管理人のイエイリです。
集合住宅の工事が完成したとき、トイレやキッチンなどからの配水管が設計通りにつながっているか、排水勾配に不具合がないかなどを確かめるため、「通水検査」が行われます。
これまでは、番号が書かれたタオルやボールなど試験体をトイレやキッチンなどの排水箇所から投入し、最終排水ますなどに試験体が到着するに流れ着くまでの時間を、投入場所と到着場所にいる計4人の担当者が無線で連絡を取り合いながら記録していました。
おそらく、現場はこんな感じだったのではないででしょうか。
<A:投入担当者>「これから○○番試験体を流しますよ」→試験体を投入
<B:投入記録担当者>「はい、了解」→投入時刻を記入
<C:回収担当者>「今、○○番試験体が到着しました」→試験体を回収
<D:回収記録担当者>「はい、了解」→到着時刻を記入
<A:投入担当者>「次の住戸に移動します」
※無線交信部分などは、筆者の想像です。
その後、事務所に戻って報告書にまとめるというアナログな作業でした。
この検査業務の労力とコストを削減するため、前田建設工業はICT(情報通信技術)をフルに活用した「配水管通水検査システム」を開発しました。
試験体としてトイレなどから流すのは、
ナ、ナ、ナ、ナント、
小型発信機付きの布片
なのです。(前田建設工業のプレスリリースはこちら)
試験体の投入箇所と回収箇所にはそれぞれ、タブレット端末(iPad)を持った担当者がいます。

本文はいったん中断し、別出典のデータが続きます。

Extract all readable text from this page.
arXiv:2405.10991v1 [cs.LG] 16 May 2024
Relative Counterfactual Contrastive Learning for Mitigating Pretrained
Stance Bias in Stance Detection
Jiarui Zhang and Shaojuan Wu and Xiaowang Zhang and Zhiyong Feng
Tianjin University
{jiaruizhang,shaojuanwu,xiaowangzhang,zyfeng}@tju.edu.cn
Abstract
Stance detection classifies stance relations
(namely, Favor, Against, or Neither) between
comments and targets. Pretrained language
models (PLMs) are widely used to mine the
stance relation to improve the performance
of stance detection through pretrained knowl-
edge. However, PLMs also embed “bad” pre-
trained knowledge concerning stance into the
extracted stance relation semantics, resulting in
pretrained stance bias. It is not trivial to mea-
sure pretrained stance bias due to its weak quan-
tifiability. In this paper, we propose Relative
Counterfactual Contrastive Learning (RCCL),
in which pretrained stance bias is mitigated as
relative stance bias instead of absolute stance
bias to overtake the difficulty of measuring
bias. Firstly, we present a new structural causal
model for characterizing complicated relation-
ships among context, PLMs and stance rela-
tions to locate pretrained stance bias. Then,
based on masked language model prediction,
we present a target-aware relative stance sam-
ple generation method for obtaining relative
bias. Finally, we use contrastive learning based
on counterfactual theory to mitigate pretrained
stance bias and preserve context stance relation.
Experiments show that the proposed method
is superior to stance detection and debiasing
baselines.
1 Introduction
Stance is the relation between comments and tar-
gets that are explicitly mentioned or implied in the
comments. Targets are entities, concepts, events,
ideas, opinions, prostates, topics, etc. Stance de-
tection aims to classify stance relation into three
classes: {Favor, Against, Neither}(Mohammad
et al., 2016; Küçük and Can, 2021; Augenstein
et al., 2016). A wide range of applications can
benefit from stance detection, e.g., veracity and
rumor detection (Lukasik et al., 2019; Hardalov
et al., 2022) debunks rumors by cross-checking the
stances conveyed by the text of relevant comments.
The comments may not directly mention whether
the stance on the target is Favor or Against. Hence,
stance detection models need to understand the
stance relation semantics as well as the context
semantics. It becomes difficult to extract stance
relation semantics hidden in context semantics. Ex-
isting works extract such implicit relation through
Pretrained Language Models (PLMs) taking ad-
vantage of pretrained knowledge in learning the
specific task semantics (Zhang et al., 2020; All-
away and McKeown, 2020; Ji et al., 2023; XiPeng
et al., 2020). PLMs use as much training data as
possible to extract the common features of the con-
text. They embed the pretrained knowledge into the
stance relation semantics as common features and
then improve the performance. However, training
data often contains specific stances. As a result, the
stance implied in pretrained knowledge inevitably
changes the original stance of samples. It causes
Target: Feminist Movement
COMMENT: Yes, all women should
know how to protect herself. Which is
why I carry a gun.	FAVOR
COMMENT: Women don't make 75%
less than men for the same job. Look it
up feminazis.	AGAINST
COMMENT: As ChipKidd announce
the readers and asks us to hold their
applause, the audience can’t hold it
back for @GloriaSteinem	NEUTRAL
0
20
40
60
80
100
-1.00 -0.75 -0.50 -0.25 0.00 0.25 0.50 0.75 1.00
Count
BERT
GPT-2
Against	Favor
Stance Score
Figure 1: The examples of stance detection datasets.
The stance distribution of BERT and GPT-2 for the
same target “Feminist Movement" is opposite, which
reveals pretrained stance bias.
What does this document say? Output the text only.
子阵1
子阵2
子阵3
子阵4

試験体を投入場所から流すと、タブレットが発信機の「固有識別機能」をもとにその時間や部屋番号、投入箇所の「投入情報」を非接触で読み取り、記録します。
やがて試験体が回収場所に到着すると、回収担当者が持つタブレットが試験体の発信機からの情報を読み取り、回収時刻を自動的に記録するというわけです。
検査結果のまとめや報告書は自動的に作成されます。
このシステムを導入した結果、従来は2人必要だった記録担当者が不要になったため計2人と半減しました。
また、住戸1軒あたりの検査時間は従来の5分から3.5分に短縮され、現場の検査だけでも
生産性は約3倍
になりました。
検査後の報告書作成時間も含めると、生産性はさらに高まるでしょう。
さらに、同時並行で一度に複数箇所から試験体を投入できるようになり、検査全体の作業時間が短縮できたり、クラウドサーバーに検査データを上げることで複数の物件に対応したり、遠隔から検査状況を確認したりすることも可能になります。
また、万一、試験体がどこかで詰まった場合はスマートフォンなどで滞留している場所を、発信機の電波をもとに「探索」することも可能です。
現場でのタブレットやスマホの活用は各社で広がっていますが、小型発信機に着目し、これをトイレなどから流そうと考えた前田建設の技術者のアイデアはすばらしいですね。同社ではこのシステムについて、既に特許を取得しているそうです。